Por su parte, la tesis de la división del concepto de cambio de régimen (y de transición) en dos tiempos se inspira en el clásico voluntarismo político opositor que confunde acción con voluntad política.
La característica definitoria de un régimen autoritario es la imposición de la voluntad del liderazgo autoritario sobre la voluntad popular, y no la ausencia de voluntad o mandato popular. En ocasiones, un régimen puede ejercer un poder autoritario por mandato popular. La Venezuela chavista, al menos hasta 2010, es uno de esos lamentables casos en los que la mayoría eligió las instituciones autoritarias por sobre las democráticas. Ello, por cierto, no convierte al régimen en uno democrático.
Por tanto, la formación y expresión de la voluntad popular no implica en lo absoluto cambio de régimen. Muy al contrario, el cambio de régimen implica exclusivamente la sustitución de la voluntad autoritaria por la voluntad popular o por instituciones que permitan su formación y expresión posterior. En ese mismo sentido, solicitar a un gobierno autoritario que reconozca la voluntad popular, es solicitar al régimen autoritario que renuncie a su esencia autoritaria para convertirse en demócratas.
Esta teoría de cambio político anuló la política opositora, profundizando la división interna. La hegemonía que logró el discurso de la Nobel de la Paz inhibió casi toda acción política opositora dentro del país. Todos los que participan en los espacios nacionales son considerados colaboracionistas, o normalizadores.
Pero el nuevo excepcionalísimo tuvo una vida corta. Logró total hegemonía y deslegitimó a todos los líderes opositores alternativos.
Pero la intervención estadounidense del 03 de enero de 2026 cambió la dinámica por completo. La doctrina Trumpista desconoce excepcionalísimo alguno, y reacciona a los retos políticos globales de la forma más tradicional: imponiendo su poderío militar para garantizar sus propios intereses.
El discurso del excepcionalísimo se revirtió, y como búmeran, deslegitima a María Corina Machado como posible líder de una transición. En palabras del Secretario de Estado de los Estados Unidos, Marco Rubio: "María Corina es fantástica (..) es parte de todo ese movimiento, pero la realidad es que, desafortunadamente, la mayoría de la oposición no está presente en Venezuela". En Venezuela no hay oposición. La que está ha sido desacreditada.

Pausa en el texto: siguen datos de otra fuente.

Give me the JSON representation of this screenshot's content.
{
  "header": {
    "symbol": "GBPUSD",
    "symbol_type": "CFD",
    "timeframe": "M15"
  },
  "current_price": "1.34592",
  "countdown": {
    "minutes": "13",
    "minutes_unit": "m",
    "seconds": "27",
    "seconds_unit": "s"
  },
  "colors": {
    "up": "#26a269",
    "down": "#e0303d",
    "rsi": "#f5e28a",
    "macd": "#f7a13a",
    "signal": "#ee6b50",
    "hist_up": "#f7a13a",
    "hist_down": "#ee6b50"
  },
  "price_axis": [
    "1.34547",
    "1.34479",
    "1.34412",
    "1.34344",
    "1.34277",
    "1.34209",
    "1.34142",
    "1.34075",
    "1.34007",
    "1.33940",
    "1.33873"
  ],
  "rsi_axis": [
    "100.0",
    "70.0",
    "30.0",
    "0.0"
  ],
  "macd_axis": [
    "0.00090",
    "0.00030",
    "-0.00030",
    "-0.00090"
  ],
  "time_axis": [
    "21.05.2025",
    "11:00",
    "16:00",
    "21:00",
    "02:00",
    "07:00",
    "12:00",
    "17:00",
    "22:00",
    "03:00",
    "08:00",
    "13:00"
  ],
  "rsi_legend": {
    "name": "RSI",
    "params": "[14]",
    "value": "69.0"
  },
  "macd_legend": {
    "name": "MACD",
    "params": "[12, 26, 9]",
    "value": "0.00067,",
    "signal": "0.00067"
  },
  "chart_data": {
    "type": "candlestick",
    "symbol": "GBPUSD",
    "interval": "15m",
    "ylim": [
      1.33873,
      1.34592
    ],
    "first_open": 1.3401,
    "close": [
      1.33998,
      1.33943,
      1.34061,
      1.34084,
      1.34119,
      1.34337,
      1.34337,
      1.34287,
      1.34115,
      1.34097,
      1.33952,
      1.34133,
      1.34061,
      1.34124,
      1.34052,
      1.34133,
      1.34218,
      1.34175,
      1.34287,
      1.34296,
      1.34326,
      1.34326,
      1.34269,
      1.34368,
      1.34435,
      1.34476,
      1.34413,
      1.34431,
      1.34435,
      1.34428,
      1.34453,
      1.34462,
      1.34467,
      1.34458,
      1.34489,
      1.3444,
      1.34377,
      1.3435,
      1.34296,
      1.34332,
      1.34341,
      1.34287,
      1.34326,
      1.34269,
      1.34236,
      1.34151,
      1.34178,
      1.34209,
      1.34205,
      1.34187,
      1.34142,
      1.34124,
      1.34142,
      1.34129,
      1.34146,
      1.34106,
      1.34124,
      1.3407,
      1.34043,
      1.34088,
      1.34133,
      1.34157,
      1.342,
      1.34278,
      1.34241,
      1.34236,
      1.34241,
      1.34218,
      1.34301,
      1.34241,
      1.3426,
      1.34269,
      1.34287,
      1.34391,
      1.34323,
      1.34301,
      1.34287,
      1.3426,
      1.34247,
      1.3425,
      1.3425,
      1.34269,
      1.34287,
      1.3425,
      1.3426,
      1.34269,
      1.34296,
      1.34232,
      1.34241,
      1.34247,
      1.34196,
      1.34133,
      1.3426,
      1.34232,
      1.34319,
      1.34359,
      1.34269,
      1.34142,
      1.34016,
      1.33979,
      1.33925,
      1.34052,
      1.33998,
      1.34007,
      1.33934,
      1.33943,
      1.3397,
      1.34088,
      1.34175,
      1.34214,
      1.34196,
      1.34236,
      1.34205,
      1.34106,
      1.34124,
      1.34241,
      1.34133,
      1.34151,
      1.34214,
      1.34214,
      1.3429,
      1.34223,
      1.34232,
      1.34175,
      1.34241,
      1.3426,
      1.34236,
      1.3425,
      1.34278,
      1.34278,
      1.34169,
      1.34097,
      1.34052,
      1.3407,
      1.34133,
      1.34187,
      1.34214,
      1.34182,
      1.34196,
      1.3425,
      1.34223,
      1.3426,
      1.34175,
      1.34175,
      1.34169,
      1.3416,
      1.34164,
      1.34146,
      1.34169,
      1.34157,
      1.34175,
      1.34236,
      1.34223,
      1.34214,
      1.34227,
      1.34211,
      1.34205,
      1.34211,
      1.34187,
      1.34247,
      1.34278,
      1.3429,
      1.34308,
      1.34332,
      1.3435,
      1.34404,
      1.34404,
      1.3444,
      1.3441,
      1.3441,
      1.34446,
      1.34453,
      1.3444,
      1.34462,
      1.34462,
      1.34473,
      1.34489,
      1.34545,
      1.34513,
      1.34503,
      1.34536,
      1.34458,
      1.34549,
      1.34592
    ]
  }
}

Por ello, Trump apuesta al chavismo para asegurar sus intereses. El discurso de la narcodictadura se ha agotado con la detención de Nicolás Maduro. Con él, el excepcionalísimo venezolano a caducado.
Es momento de reconstruir un nuevo discurso, que ponga la democracia en el centro y no en la periferia. Que incluya todos los esfuerzos en vez de hegemonizar. La historia reciente de Venezuela demuestra que el populismo excluyente rinde frutos, pero que estos se marchitan rápidamente.
[1] La vanagloria y autoadulación del sistema político venezolano como un sistema excepcional ha estado presente en los análisis del sistema político venezolano al menos desde los años ochenta, orientados por una mezcla de provincialismo (¿ombliguismo?) y voluntarismo, sustentado en una ilusión de prosperidad económica, política y social financiada por la renta petrolera. Ellner, S., & Salas, M. T. (2005). Introduction: The Venezuelan Exceptionalism Thesis Separating Myth from Reality. Latin American Perspectives, 32(2), 5–19.